The President is renewing MFN for China because he believes it advances critical U.S. interests at a time when China is at a critical turning point. Maintaining our overall relationship with China enables the U.S. to engage China in the months and years ahead, to enhance areas of cooperation and to pursue American interests in areas where we differ. That engagement can help determine whether China becomes a destabilizing threat or a constructive force in Asia and in the world.

Substantial U.S. interests are at stake and renewal of MFN best advances those interests. Revoking MFN would raise average tariffs on Chinese imports from 5% to 45%. It would effectively sever our economic relationship with China, undermining our capacity to influence China in a broad range of areas, including human rights, nonproliferation, trade, Taiwan relations and others. It is a clumsy and counterproductive instrument that would set us down the wrong path. It would reverse three decades of bipartisan China policy and would seriously weaken our influence not only in China, but throughout Asia.

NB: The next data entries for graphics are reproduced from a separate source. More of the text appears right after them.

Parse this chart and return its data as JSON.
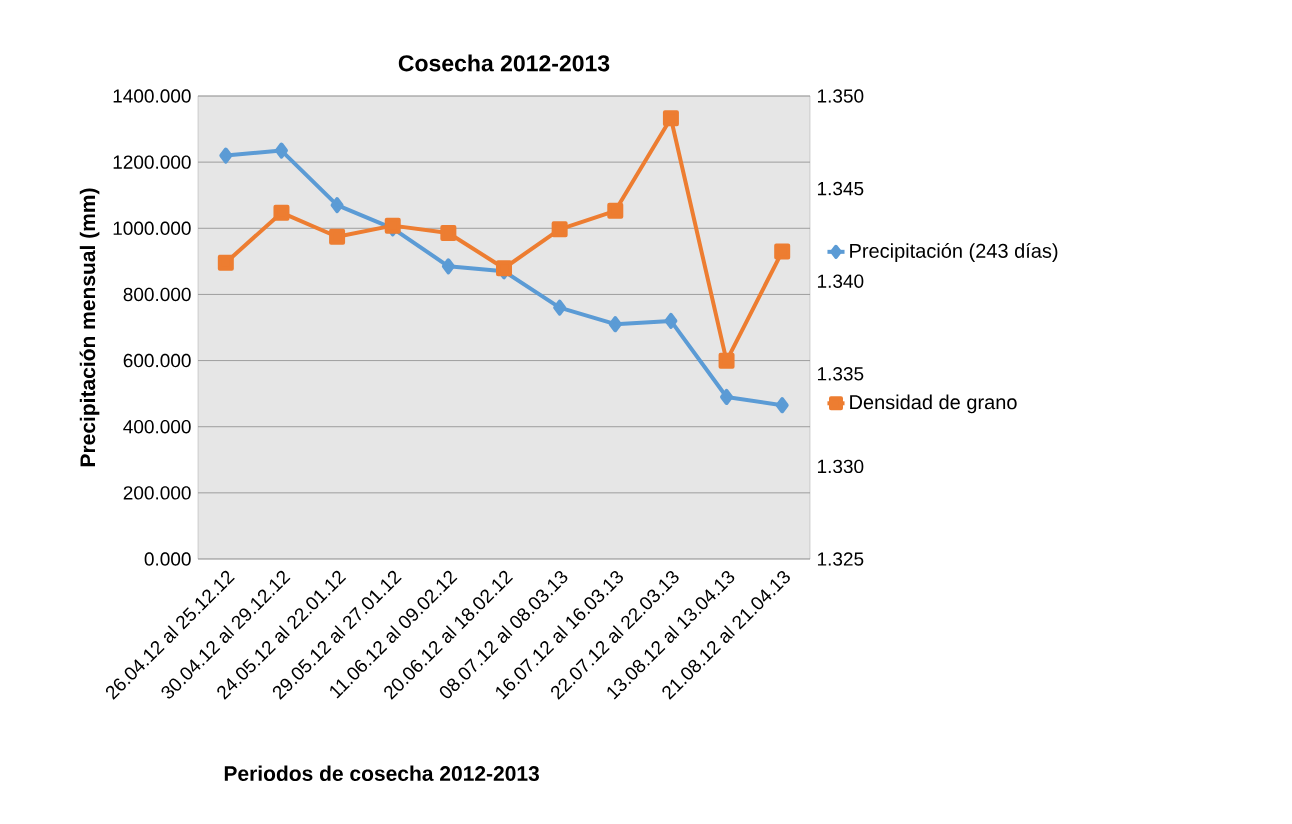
{
  "chart_data": {
    "type": "line",
    "title": "Cosecha 2012-2013",
    "xlabel": "Periodos de cosecha 2012-2013",
    "ylabel": "Precipitación mensual (mm)",
    "categories": [
      "26.04.12 al 25.12.12",
      "30.04.12 al 29.12.12",
      "24.05.12 al 22.01.12",
      "29.05.12 al 27.01.12",
      "11.06.12 al 09.02.12",
      "20.06.12 al 18.02.12",
      "08.07.12 al 08.03.13",
      "16.07.12 al 16.03.13",
      "22.07.12 al 22.03.13",
      "13.08.12 al 13.04.13",
      "21.08.12 al 21.04.13"
    ],
    "series": [
      {
        "name": "Precipitación (243 días)",
        "color": "#5b9bd5",
        "marker": "diamond",
        "values": [
          1220,
          1235,
          1070,
          1000,
          885,
          870,
          760,
          710,
          720,
          490,
          465
        ]
      },
      {
        "name": "Densidad de grano",
        "color": "#ed7d31",
        "marker": "square",
        "axis": "y2",
        "values": [
          1.341,
          1.3437,
          1.3424,
          1.343,
          1.3426,
          1.3407,
          1.3428,
          1.3438,
          1.3488,
          1.3357,
          1.3416
        ]
      }
    ],
    "ylim": [
      0,
      1400
    ],
    "yticks": [
      {
        "value": 0,
        "label": "0.000"
      },
      {
        "value": 200,
        "label": "200.000"
      },
      {
        "value": 400,
        "label": "400.000"
      },
      {
        "value": 600,
        "label": "600.000"
      },
      {
        "value": 800,
        "label": "800.000"
      },
      {
        "value": 1000,
        "label": "1000.000"
      },
      {
        "value": 1200,
        "label": "1200.000"
      },
      {
        "value": 1400,
        "label": "1400.000"
      }
    ],
    "y2lim": [
      1.325,
      1.35
    ],
    "y2ticks": [
      {
        "value": 1.325,
        "label": "1.325"
      },
      {
        "value": 1.33,
        "label": "1.330"
      },
      {
        "value": 1.335,
        "label": "1.335"
      },
      {
        "value": 1.34,
        "label": "1.340"
      },
      {
        "value": 1.345,
        "label": "1.345"
      },
      {
        "value": 1.35,
        "label": "1.350"
      }
    ],
    "grid": "y",
    "legend": "right"
  }
}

Revoking MFN would also undermine America's economic interests. U.S. exports to China support 170,000 American jobs and have been growing at a rate of 20% a year. Chinese retaliation would imperil or eliminate these jobs, exclude American companies and workers from future business in one of the world's most dynamic markets and give an open field to our competitors.

Furthermore, revoking MFN would only set back efforts to promote human rights and democracy in China. Whether by telephone, fax, e-mail or daily contact, Chinese citizens are receiving a greater understanding of American ideals of personal, political and economic freedom. This influx of new ideas and information has helped fuel China's transformation over the last 20 years. Revoking MFN would cut those links and set back a dialogue that is feeding China's development for the next century.

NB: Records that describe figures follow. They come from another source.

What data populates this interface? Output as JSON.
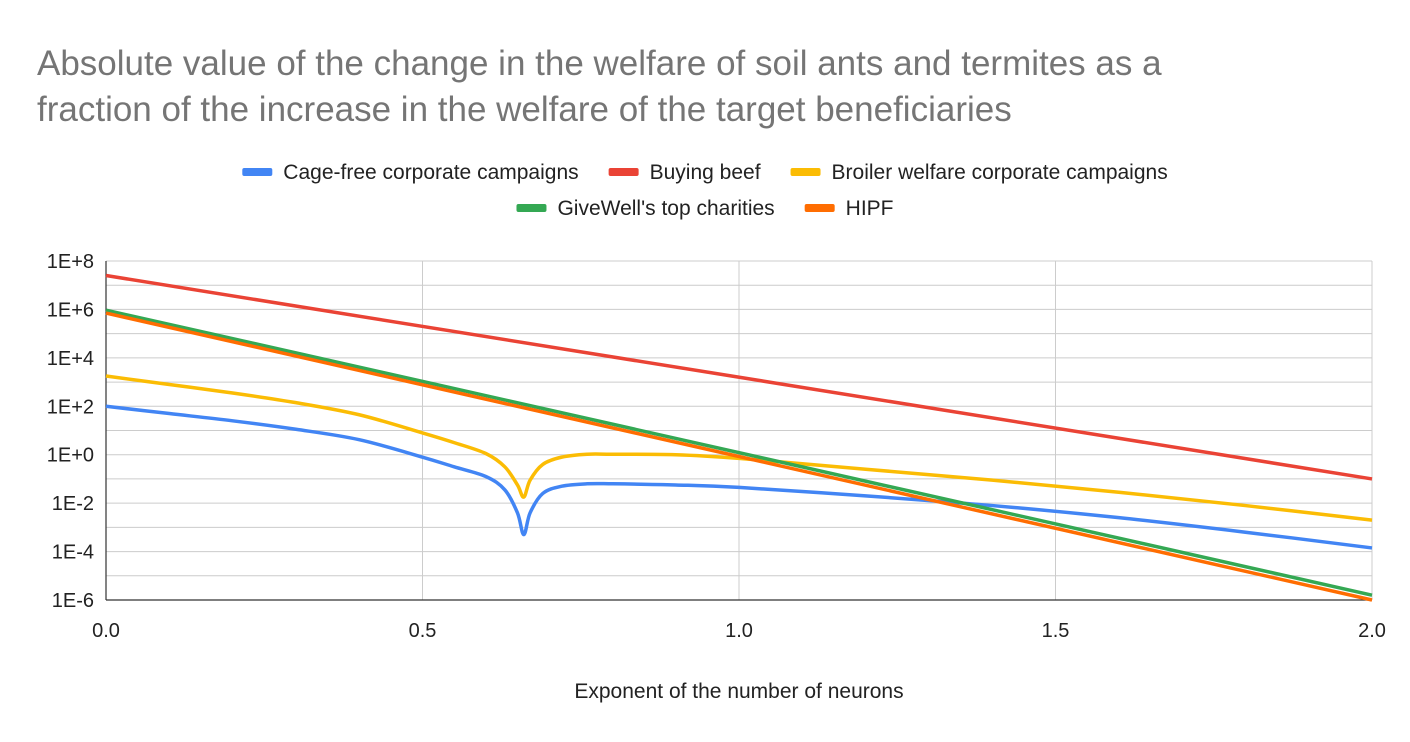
{
  "chart_data": {
    "type": "line",
    "title_lines": [
      "Absolute value of the change in the welfare of soil ants and termites as a",
      "fraction of the increase in the welfare of the target beneficiaries"
    ],
    "xlabel": "Exponent of the number of neurons",
    "ylabel": "",
    "xlim": [
      0,
      2
    ],
    "x_ticks": [
      "0.0",
      "0.5",
      "1.0",
      "1.5",
      "2.0"
    ],
    "y_scale": "log",
    "ylim_log10": [
      -6,
      8
    ],
    "y_ticks": [
      "1E+8",
      "1E+6",
      "1E+4",
      "1E+2",
      "1E+0",
      "1E-2",
      "1E-4",
      "1E-6"
    ],
    "grid": true,
    "legend_position": "top",
    "series": [
      {
        "name": "Cage-free corporate campaigns",
        "color": "#4285f4",
        "x": [
          0,
          0.1,
          0.2,
          0.3,
          0.4,
          0.5,
          0.55,
          0.6,
          0.63,
          0.65,
          0.66,
          0.67,
          0.69,
          0.72,
          0.76,
          0.8,
          0.9,
          1.0,
          1.2,
          1.4,
          1.6,
          1.8,
          2.0
        ],
        "log10_values": [
          2.0,
          1.7,
          1.4,
          1.05,
          0.62,
          -0.1,
          -0.5,
          -0.9,
          -1.45,
          -2.4,
          -3.3,
          -2.4,
          -1.6,
          -1.3,
          -1.2,
          -1.2,
          -1.25,
          -1.35,
          -1.7,
          -2.1,
          -2.6,
          -3.2,
          -3.85
        ]
      },
      {
        "name": "Buying beef",
        "color": "#ea4335",
        "x": [
          0,
          2
        ],
        "log10_values": [
          7.4,
          -1.0
        ]
      },
      {
        "name": "Broiler welfare corporate campaigns",
        "color": "#fbbc04",
        "x": [
          0,
          0.1,
          0.2,
          0.3,
          0.4,
          0.5,
          0.55,
          0.6,
          0.63,
          0.65,
          0.66,
          0.67,
          0.69,
          0.72,
          0.76,
          0.8,
          0.9,
          1.0,
          1.2,
          1.4,
          1.6,
          1.8,
          2.0
        ],
        "log10_values": [
          3.25,
          2.9,
          2.55,
          2.15,
          1.65,
          0.9,
          0.5,
          0.05,
          -0.5,
          -1.25,
          -1.75,
          -1.05,
          -0.4,
          -0.1,
          0.02,
          0.02,
          0.0,
          -0.15,
          -0.6,
          -1.05,
          -1.55,
          -2.1,
          -2.7
        ]
      },
      {
        "name": "GiveWell's top charities",
        "color": "#34a853",
        "x": [
          0,
          2
        ],
        "log10_values": [
          5.97,
          -5.8
        ]
      },
      {
        "name": "HIPF",
        "color": "#ff6d01",
        "x": [
          0,
          2
        ],
        "log10_values": [
          5.85,
          -6.0
        ]
      }
    ]
  }
}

At the same time, the U.S. will continue to stand with those who are fighting for freedom and human rights in China, as we did last month in cosponsoring a resolution in the U.N. Human Rights Commission condemning China's human rights record. We continue to have serious concerns about China's human rights practices and we will continue to press China on these matters. But revoking MFN is not the right way to make fundamental human rights progress.

Revocation of MFN status would not advance the interests of Taiwan or Hong Kong. The economies of both of these countries are enormously dependent on continued trade between the U.S. and China. That trade has contributed to the prosperity - and in turn - the establishment of a strong democracy on Taiwan. For Hong Kong, a strong and vibrant economy is an important way of supporting its autonomy as it moves toward the transition to Chinese sovereignty. That is why even those in Hong Kong who are most critical of China support renewal of MFN.

Engagement with China does not mean acquiescence in Chinese policies or practices we oppose. The President has demonstrated that he is prepared to use sanctions and other means at his disposal to promote America's goals regarding China, whether it is protecting U.S. intellectual property, deterring dangerous proliferation or promoting human rights. These are the right tools to use in advancing U.S. interests. Revocation of MFN is not.